CISA impose un patching accéléré aux agences fédérales sous la nouvelle directive BOD 26-04
La **Cybersecurity and Infrastructure Security Agency (CISA)** des États-Unis a dévoilé une nouvelle directive critique, la **Binding Operational Directive (BOD) 26-04**, qui resserre considérablement les délais de remédiation des vulnérabilités pour les agences du Federal Civilian Executive Branch (FCEB). Cette mesure vise à réduire drastiquement l'exposition du secteur public aux cyberattaques en imposant un patching rapide, certaines failles à haut risque nécessitant une remédiation en seulement trois jours.

La **BOD 26-04 de la CISA** remplace les directives précédentes, **BOD 19-02** et **BOD 22-01**, signalant une urgence accrue dans la gestion des vulnérabilités de cybersécurité au sein des systèmes fédéraux.
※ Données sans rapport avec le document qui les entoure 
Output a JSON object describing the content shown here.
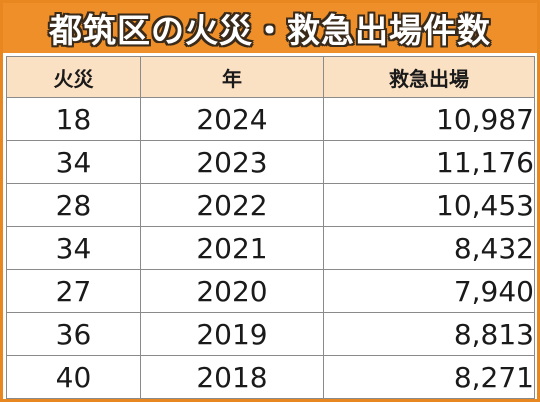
{
  "title": "都筑区の火災・救急出場件数",
  "colors": {
    "title_bg": "#ee8f2a",
    "header_bg": "#fbe1c3",
    "border": "#e8871f"
  },
  "table": {
    "headers": [
      "火災",
      "年",
      "救急出場"
    ],
    "rows": [
      {
        "fires": "18",
        "year": "2024",
        "ambulance": "10,987"
      },
      {
        "fires": "34",
        "year": "2023",
        "ambulance": "11,176"
      },
      {
        "fires": "28",
        "year": "2022",
        "ambulance": "10,453"
      },
      {
        "fires": "34",
        "year": "2021",
        "ambulance": "8,432"
      },
      {
        "fires": "27",
        "year": "2020",
        "ambulance": "7,940"
      },
      {
        "fires": "36",
        "year": "2019",
        "ambulance": "8,813"
      },
      {
        "fires": "40",
        "year": "2018",
        "ambulance": "8,271"
      }
    ]
  }
}
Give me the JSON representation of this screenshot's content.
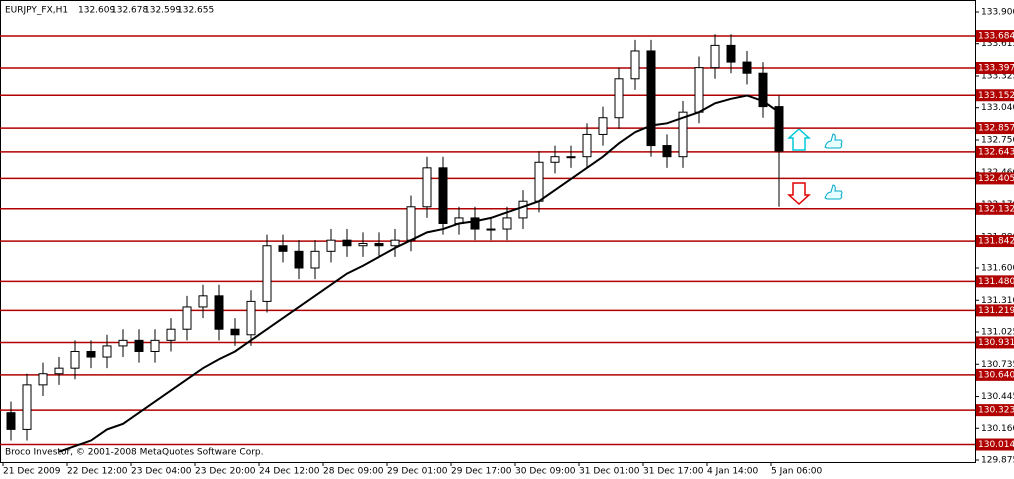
{
  "chart_data": {
    "type": "candlestick",
    "symbol": "EURJPY_FX,H1",
    "quote": [
      "132.609",
      "132.678",
      "132.599",
      "132.655"
    ],
    "copyright": "Broco Investor, © 2001-2008 MetaQuotes Software Corp.",
    "ylim": [
      129.875,
      133.9
    ],
    "yticks": [
      {
        "value": 133.9,
        "label": "133.900"
      },
      {
        "value": 133.615,
        "label": "133.615"
      },
      {
        "value": 133.325,
        "label": "133.325"
      },
      {
        "value": 133.04,
        "label": "133.040"
      },
      {
        "value": 132.75,
        "label": "132.750"
      },
      {
        "value": 132.46,
        "label": "132.460"
      },
      {
        "value": 132.17,
        "label": "132.170"
      },
      {
        "value": 131.88,
        "label": "131.880"
      },
      {
        "value": 131.6,
        "label": "131.600"
      },
      {
        "value": 131.31,
        "label": "131.310"
      },
      {
        "value": 131.025,
        "label": "131.025"
      },
      {
        "value": 130.735,
        "label": "130.735"
      },
      {
        "value": 130.445,
        "label": "130.445"
      },
      {
        "value": 130.16,
        "label": "130.160"
      },
      {
        "value": 129.875,
        "label": "129.875"
      }
    ],
    "x_labels": [
      "21 Dec 2009",
      "22 Dec 12:00",
      "23 Dec 04:00",
      "23 Dec 20:00",
      "24 Dec 12:00",
      "28 Dec 09:00",
      "29 Dec 01:00",
      "29 Dec 17:00",
      "30 Dec 09:00",
      "31 Dec 01:00",
      "31 Dec 17:00",
      "4 Jan 14:00",
      "5 Jan 06:00"
    ],
    "levels": [
      {
        "value": 133.684,
        "label": "133.684"
      },
      {
        "value": 133.397,
        "label": "133.397"
      },
      {
        "value": 133.152,
        "label": "133.152"
      },
      {
        "value": 132.857,
        "label": "132.857"
      },
      {
        "value": 132.643,
        "label": "132.643"
      },
      {
        "value": 132.405,
        "label": "132.405"
      },
      {
        "value": 132.132,
        "label": "132.132"
      },
      {
        "value": 131.842,
        "label": "131.842"
      },
      {
        "value": 131.48,
        "label": "131.480"
      },
      {
        "value": 131.219,
        "label": "131.219"
      },
      {
        "value": 130.931,
        "label": "130.931"
      },
      {
        "value": 130.64,
        "label": "130.640"
      },
      {
        "value": 130.323,
        "label": "130.323"
      },
      {
        "value": 130.014,
        "label": "130.014"
      }
    ],
    "level_color": "#b00000",
    "candles": {
      "open": [
        130.3,
        130.15,
        130.55,
        130.65,
        130.7,
        130.85,
        130.8,
        130.9,
        130.95,
        130.85,
        130.95,
        131.05,
        131.25,
        131.35,
        131.05,
        131.0,
        131.3,
        131.8,
        131.75,
        131.6,
        131.75,
        131.85,
        131.8,
        131.82,
        131.8,
        131.85,
        132.15,
        132.5,
        132.0,
        132.05,
        131.95,
        131.95,
        132.05,
        132.2,
        132.55,
        132.6,
        132.6,
        132.8,
        132.95,
        133.3,
        133.55,
        132.7,
        132.6,
        133.0,
        133.4,
        133.6,
        133.45,
        133.35,
        133.05
      ],
      "high": [
        130.4,
        130.65,
        130.75,
        130.8,
        130.95,
        130.95,
        131.0,
        131.05,
        131.05,
        131.05,
        131.15,
        131.35,
        131.45,
        131.45,
        131.15,
        131.4,
        131.9,
        131.9,
        131.85,
        131.85,
        131.95,
        131.95,
        131.92,
        131.92,
        131.95,
        132.25,
        132.6,
        132.6,
        132.15,
        132.15,
        132.05,
        132.15,
        132.3,
        132.65,
        132.7,
        132.7,
        132.9,
        133.05,
        133.4,
        133.65,
        133.65,
        132.8,
        133.1,
        133.5,
        133.7,
        133.7,
        133.55,
        133.45,
        133.15
      ],
      "low": [
        130.05,
        130.05,
        130.45,
        130.55,
        130.6,
        130.7,
        130.7,
        130.8,
        130.75,
        130.75,
        130.85,
        130.95,
        131.15,
        130.95,
        130.9,
        130.9,
        131.2,
        131.65,
        131.5,
        131.5,
        131.65,
        131.7,
        131.7,
        131.7,
        131.7,
        131.75,
        132.05,
        131.9,
        131.9,
        131.85,
        131.85,
        131.85,
        131.95,
        132.1,
        132.45,
        132.5,
        132.5,
        132.7,
        132.85,
        133.2,
        132.6,
        132.5,
        132.5,
        132.9,
        133.3,
        133.35,
        133.25,
        132.95,
        132.15
      ],
      "close": [
        130.15,
        130.55,
        130.65,
        130.7,
        130.85,
        130.8,
        130.9,
        130.95,
        130.85,
        130.95,
        131.05,
        131.25,
        131.35,
        131.05,
        131.0,
        131.3,
        131.8,
        131.75,
        131.6,
        131.75,
        131.85,
        131.8,
        131.82,
        131.8,
        131.85,
        132.15,
        132.5,
        132.0,
        132.05,
        131.95,
        131.95,
        132.05,
        132.2,
        132.55,
        132.6,
        132.6,
        132.8,
        132.95,
        133.3,
        133.55,
        132.7,
        132.6,
        133.0,
        133.4,
        133.6,
        133.45,
        133.35,
        133.05,
        132.65
      ]
    },
    "ma": [
      null,
      null,
      null,
      129.95,
      130.0,
      130.05,
      130.15,
      130.2,
      130.3,
      130.4,
      130.5,
      130.6,
      130.7,
      130.78,
      130.85,
      130.95,
      131.05,
      131.15,
      131.25,
      131.35,
      131.45,
      131.55,
      131.62,
      131.7,
      131.78,
      131.85,
      131.92,
      131.95,
      132.0,
      132.02,
      132.05,
      132.1,
      132.15,
      132.2,
      132.3,
      132.4,
      132.5,
      132.6,
      132.72,
      132.82,
      132.88,
      132.9,
      132.95,
      133.0,
      133.08,
      133.12,
      133.15,
      133.1,
      133.0
    ],
    "ma_color": "#000000"
  }
}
La directive introduit une approche graduée de la remédiation, basée sur quatre considérations clés :
* Si l'actif est exposé publiquement en ligne.
* La présence de la vulnérabilité dans le catalogue des **Known Exploited Vulnerabilities (KEV) de la CISA**.
* Si l'exploitation peut être automatisée pour des attaques à grande échelle.
* Si l'exploitation accorde aux attaquants un contrôle partiel ou total d'un système.
En fonction de ces facteurs, les agences seront soumises à des délais stricts. Les vulnérabilités les plus critiques, celles qui sont publiquement exposées, présentes dans le catalogue **KEV**, et permettant un contrôle total et automatisé du système, devront être corrigées dans les trois jours. Les situations moins urgentes, où l'exploitation automatisée n'est pas possible ou n'accorde qu'un contrôle partiel, bénéficieront d'un délai de deux semaines.

*Délais de remédiation des vulnérabilités
Source : CISA*
### Portée et mise en œuvre
La **BOD 26-04** cible spécifiquement les agences du U.S. Federal Civilian Executive Branch (FCEB) et leurs systèmes d'information. Cela englobe divers départements gouvernementaux, mais exclut certains systèmes militaires, les entreprises privées, les systèmes de la communauté du renseignement et les contractants.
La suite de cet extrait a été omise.